In fact, the Organization often claims it “aims to provide modern and quality healthcare through the adoption of best practices, continuous training of personnel, procurement of modern equipment, and digitization of itself and its hospitals.”

However, as often presented by trade unions operating in the health sector and the representative of the Organization, and substantiated by the former Auditor General of the Republic, Odysseas Michailidis, OKYPY has not only a long way to go until its autonomy but also many issues to manage, which it has so far handled inadequately.

With a deficit budget totaling €761.8 million in expenses and €661.08 million in revenue, OKYPY believes the state will perpetually maintain its state grant, which includes, among other things:

  • State grant for development expenditures (€6.98 million).

  • Services of general economic interest (SGEI), public health services, and services to competent authorities (€125.31 million).

  • Recovery and Resilience Plan (€15.15 million).

  • Provision of outpatient healthcare (€45.83 million).

  • Provision of inpatient healthcare (€230.61 million).

  • Registrations of patients with OKYPY's personal doctors and pediatricians (€12.69 million).

  • Compensation for Phase B medications of the GESY (€126 million).

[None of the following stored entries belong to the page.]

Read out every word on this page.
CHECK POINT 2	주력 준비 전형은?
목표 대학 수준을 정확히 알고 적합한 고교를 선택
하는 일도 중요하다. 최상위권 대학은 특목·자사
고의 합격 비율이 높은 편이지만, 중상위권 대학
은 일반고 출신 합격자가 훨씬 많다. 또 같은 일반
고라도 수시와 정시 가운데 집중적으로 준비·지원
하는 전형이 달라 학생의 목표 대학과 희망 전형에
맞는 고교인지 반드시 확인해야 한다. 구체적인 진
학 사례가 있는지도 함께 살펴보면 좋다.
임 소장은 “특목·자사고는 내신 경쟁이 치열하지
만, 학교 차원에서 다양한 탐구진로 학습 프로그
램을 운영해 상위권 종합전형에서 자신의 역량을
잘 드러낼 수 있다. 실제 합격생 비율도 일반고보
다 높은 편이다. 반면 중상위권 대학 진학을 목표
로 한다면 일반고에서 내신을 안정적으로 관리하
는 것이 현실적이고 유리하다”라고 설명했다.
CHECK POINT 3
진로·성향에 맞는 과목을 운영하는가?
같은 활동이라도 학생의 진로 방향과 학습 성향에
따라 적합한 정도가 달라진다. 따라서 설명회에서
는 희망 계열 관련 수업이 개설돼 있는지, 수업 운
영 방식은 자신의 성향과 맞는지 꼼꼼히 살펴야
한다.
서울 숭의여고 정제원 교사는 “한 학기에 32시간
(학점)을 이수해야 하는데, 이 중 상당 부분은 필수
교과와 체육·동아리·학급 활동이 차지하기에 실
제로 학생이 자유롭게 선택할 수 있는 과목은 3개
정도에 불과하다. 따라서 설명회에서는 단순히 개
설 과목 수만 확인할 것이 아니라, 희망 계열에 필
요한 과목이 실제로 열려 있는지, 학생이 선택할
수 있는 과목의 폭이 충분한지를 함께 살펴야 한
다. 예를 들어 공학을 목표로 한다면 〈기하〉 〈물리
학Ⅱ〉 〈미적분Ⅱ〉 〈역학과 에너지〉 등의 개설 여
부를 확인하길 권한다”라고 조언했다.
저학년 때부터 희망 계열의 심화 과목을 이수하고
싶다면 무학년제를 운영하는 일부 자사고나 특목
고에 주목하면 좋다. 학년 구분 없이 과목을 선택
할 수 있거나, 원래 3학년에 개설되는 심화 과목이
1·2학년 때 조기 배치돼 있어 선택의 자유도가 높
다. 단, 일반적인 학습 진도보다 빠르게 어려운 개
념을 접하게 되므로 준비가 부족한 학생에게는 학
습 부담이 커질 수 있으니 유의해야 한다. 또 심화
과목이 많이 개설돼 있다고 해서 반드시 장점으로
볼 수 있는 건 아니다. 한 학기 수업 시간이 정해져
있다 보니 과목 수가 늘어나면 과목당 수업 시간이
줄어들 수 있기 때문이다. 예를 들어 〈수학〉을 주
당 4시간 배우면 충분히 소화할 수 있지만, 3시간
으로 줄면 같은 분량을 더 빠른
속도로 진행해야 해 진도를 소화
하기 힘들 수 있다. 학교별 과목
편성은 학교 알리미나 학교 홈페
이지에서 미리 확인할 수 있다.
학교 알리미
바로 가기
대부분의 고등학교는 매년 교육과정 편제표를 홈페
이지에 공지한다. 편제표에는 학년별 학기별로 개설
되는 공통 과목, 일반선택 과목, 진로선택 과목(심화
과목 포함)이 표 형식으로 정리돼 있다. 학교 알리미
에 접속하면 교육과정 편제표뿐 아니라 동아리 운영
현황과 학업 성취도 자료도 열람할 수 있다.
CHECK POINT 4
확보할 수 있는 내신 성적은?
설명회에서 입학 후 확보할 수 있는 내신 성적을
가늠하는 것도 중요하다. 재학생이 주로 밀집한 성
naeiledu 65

  • Other sources (€98.51 million).

However, most of OKYPY’s expenses relate to staff salaries (€94.31 million), staffing positions, and new positions for administrative, medical, secretarial, and accounting staff, as well as building and infrastructure engineers, with only 30 positions for nursing staff.

Development Projects and Understaffing

Staffing issues, particularly concerning nursing personnel, which is scarce, as the Ministry of Health emphasizes in a note to the Parliament, “will help the organization operate in the fully competitive environment of the GESY by creating the right structures with specialized personnel and knowledge to meet the demands of the current legislative framework.”

Our sources with knowledge of the business plan indicate that the Organization promises to implement:

  • Expansion and renovation of OKYPY’s hospitals to make them competitive with the private sector.

  • Need for scientific training of existing staff.

  • Staffing of the Neonatal Intensive Care Unit of Makareio Hospital.

  • Legislative framework for the establishment of university clinics.

  • Completion of the new Athalassa Hospital.

Despite efforts to present OKYPY as an organization with a developmental direction, the projects it promises are either in the planning stages or nearing completion without prior consideration for filling vacancies in human resources.

Robertos Karachanas, General Economic Director of OKYPY, in one of his presentations to the Economic Committee, stated that the budget is “strongly developmental, as it aims to cover expenses for upgrading public hospitals.” This argument was made to request a two-year extension of the state grant to complete developmental projects.

In the memorandum presented by the Organization to the Committee, over 20 projects across all public hospitals in Cyprus are included, with approximately half of them scheduled for completion within 2024.